Agenda seni ini dimulai sejak sore hari. Penampilan perdana dibuka oleh Rumah Kreatif melalui pementasan teater “Tragedi Kayu”, yang mengangkat cerita reflektif dengan pesan moral.

Setelah itu, giliran seni tradisi Ludruk ditampilkan lewat lakon “Patung Pahlawan”, menghadirkan cerita khas Jawa Timur yang dikemas dengan humor dan kritik sosial.

Memasuki malam, suasana semakin hangat dengan alunan musik Campursari dari Grup Suryo Laras. Perpaduan gamelan, tembang Jawa, dan instrumen modern ini menjadi jembatan antara tradisi dan selera musik masa kini, sekaligus mengiringi warga menyambut pergantian tahun.

Puncak acara diisi oleh Wayang Orang dari Grup Suryo Budoyo yang membawakan kisah epik “Prahara Gunung Tunan”. Pertunjukan ini menampilkan dramatika cerita, kekuatan tari, serta pesan nilai budaya yang kental, dan berlangsung hingga pukul 21.00 WIB.

Kepala Dinas Kebudayaan, Kepemudaan dan Olahraga serta Pariwisata (Disbudporapar) Kota Surabaya, Hidayat Syah, menjelaskan bahwa konsep hiburan akhir tahun ini sengaja dirancang sederhana dan berfokus pada seni, bukan pesta perayaan.

“Seluruh kegiatan dibatasi sampai pukul 21.00 WIB. Ini bukan pesta pora, tetapi ruang apresiasi seni.
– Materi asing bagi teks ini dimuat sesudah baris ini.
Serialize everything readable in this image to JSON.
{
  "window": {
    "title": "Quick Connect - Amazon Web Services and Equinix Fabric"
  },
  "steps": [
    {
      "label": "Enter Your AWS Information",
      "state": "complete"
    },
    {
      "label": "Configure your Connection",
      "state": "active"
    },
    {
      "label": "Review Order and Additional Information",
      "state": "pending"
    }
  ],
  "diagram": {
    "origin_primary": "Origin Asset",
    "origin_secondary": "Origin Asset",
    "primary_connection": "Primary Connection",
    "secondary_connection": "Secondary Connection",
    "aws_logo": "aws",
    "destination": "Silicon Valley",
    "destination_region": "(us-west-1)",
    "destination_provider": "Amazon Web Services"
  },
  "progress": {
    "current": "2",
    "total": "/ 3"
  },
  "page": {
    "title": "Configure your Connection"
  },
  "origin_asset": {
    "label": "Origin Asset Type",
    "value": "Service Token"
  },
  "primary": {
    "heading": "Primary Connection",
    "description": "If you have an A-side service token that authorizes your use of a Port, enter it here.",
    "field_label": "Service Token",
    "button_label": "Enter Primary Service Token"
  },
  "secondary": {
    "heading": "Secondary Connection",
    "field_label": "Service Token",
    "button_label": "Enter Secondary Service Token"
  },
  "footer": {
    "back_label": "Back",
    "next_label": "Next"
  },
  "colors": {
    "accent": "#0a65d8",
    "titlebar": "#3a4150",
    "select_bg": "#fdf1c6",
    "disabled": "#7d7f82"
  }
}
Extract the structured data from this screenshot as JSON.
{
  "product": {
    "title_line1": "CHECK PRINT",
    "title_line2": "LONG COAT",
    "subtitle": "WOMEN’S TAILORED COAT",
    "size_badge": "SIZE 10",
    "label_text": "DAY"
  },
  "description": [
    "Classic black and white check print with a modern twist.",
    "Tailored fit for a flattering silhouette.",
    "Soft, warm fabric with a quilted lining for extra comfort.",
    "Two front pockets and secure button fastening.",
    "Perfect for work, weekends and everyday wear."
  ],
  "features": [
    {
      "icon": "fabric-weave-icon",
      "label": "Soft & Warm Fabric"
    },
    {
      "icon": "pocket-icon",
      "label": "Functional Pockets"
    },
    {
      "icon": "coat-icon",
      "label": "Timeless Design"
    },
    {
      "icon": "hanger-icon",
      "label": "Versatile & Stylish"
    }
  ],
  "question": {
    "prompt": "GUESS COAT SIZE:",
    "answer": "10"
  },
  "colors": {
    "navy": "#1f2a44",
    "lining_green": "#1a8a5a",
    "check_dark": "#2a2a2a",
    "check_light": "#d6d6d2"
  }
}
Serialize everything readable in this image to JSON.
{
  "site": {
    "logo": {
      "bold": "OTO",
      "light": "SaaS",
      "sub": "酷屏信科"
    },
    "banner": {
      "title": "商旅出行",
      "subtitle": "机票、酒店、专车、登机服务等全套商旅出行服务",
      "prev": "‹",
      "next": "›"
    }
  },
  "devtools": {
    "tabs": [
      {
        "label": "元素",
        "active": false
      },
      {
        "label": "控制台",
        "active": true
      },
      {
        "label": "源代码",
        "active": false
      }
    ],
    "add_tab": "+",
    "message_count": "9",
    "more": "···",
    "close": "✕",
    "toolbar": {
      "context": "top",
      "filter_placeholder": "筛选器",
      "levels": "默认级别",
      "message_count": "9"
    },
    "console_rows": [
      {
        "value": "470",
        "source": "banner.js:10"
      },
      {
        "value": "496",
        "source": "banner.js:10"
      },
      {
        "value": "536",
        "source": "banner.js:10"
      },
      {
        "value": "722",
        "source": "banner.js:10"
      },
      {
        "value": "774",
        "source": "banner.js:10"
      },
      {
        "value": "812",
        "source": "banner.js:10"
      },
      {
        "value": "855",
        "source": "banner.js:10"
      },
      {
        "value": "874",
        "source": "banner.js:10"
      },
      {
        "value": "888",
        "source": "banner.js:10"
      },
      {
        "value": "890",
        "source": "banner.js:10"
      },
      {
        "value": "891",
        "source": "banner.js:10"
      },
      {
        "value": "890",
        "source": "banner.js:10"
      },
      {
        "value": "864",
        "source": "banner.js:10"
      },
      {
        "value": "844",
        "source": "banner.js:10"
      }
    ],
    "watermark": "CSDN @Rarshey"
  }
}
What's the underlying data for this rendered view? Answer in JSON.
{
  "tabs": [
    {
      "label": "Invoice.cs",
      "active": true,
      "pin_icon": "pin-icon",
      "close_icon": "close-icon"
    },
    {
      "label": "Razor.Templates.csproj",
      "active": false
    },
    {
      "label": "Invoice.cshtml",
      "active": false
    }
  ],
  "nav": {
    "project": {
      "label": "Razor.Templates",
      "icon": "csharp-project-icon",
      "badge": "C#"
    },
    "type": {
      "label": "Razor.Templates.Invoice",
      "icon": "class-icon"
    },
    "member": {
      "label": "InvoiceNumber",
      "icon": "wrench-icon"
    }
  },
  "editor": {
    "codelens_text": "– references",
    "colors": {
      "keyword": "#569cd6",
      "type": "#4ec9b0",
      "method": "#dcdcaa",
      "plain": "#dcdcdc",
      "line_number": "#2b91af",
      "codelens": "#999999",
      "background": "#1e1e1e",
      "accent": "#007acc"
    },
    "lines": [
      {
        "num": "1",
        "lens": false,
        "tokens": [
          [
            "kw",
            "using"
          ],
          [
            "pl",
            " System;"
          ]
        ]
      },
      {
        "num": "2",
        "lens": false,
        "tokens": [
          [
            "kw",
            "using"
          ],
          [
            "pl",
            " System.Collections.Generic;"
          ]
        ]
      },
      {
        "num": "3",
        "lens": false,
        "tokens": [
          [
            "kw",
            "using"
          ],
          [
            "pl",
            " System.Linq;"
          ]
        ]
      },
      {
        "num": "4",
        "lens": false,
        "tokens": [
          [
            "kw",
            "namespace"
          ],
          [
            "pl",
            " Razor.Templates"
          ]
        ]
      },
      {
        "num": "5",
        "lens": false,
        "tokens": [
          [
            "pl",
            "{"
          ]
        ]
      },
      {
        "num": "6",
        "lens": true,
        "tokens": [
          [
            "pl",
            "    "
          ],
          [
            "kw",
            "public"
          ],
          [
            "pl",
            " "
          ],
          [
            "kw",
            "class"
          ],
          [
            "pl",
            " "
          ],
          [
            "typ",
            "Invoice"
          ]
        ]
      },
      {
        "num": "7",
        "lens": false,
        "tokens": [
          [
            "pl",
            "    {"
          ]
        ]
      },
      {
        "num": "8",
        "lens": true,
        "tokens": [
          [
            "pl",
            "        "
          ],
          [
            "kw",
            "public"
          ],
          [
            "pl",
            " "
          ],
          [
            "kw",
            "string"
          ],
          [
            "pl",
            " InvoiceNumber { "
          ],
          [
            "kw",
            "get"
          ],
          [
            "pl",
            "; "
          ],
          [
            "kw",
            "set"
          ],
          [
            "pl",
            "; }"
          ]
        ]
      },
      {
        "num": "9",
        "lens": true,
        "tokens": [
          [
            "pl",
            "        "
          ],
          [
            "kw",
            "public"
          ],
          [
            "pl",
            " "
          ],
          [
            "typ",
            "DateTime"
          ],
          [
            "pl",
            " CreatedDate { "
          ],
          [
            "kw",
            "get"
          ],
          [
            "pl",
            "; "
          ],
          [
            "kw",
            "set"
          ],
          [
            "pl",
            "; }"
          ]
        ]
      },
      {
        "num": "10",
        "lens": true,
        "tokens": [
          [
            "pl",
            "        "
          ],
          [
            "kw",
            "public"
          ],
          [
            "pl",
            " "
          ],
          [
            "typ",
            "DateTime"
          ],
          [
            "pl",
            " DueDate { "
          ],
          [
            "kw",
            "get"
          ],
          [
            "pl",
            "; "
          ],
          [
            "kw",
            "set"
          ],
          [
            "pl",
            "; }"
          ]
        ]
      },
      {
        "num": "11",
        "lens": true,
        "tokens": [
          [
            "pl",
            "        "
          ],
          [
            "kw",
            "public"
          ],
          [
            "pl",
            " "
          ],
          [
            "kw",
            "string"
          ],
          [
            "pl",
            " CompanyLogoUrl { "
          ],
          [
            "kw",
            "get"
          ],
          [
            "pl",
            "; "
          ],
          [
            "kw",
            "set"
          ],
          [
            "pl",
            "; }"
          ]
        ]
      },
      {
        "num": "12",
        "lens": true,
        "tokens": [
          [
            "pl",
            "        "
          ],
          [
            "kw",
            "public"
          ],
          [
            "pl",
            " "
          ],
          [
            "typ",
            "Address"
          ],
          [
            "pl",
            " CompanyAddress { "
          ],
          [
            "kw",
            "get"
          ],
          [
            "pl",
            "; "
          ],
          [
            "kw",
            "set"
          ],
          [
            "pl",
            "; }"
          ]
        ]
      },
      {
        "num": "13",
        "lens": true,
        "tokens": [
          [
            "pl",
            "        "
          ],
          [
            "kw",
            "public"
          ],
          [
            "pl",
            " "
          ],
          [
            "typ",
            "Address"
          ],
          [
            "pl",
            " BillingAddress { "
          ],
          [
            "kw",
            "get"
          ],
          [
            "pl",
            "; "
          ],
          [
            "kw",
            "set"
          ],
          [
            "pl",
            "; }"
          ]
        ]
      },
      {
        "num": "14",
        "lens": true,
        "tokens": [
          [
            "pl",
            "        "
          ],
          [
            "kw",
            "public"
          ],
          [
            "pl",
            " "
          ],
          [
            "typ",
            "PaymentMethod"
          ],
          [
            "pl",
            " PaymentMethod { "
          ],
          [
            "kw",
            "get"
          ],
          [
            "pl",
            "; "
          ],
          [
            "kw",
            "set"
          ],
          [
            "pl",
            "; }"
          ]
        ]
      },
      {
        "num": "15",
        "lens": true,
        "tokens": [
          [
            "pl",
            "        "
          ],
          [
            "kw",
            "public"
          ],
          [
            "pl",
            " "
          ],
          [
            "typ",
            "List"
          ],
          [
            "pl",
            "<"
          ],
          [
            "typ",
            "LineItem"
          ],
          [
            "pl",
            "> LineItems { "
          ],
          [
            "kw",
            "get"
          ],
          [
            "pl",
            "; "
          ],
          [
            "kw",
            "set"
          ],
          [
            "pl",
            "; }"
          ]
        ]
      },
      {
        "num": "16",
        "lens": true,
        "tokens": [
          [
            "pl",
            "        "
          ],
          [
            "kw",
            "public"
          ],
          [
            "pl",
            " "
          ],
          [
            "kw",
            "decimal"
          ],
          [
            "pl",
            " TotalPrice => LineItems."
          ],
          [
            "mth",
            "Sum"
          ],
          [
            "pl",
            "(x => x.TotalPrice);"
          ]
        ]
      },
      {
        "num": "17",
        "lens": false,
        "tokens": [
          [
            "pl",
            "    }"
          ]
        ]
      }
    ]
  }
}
Masyarakat bisa menonton teater, Ludruk, wayang orang, hingga Reog secara gratis tanpa pendaftaran,” ujarnya.

Selain di Balai Pemuda, rangkaian hiburan juga digelar di sejumlah titik lain di Surabaya, seperti Kenjeran Utara melalui agenda Beach Fest dan Pesona Laser Air Mancur. Sementara itu, kesenian Reog dijadwalkan tampil di Tugu Pahlawan pada 1 Januari 2026 sebagai penutup rangkaian hiburan rakyat.

Menurut Hidayat, kegiatan ini menjadi sarana bagi seniman lokal untuk menampilkan karya, sekaligus memberikan pilihan hiburan yang lebih positif bagi masyarakat.

“Pemkot ingin masyarakat menyambut 2026 dengan gembira, namun tetap sederhana, tanpa euforia berlebihan atau pesta kembang api,” tegasnya.

Melalui panggung seni budaya ini, Pemkot Surabaya menegaskan komitmennya dalam melestarikan budaya lokal, memperluas akses hiburan edukatif, serta menciptakan suasana pergantian tahun yang aman, nyaman, dan bermakna.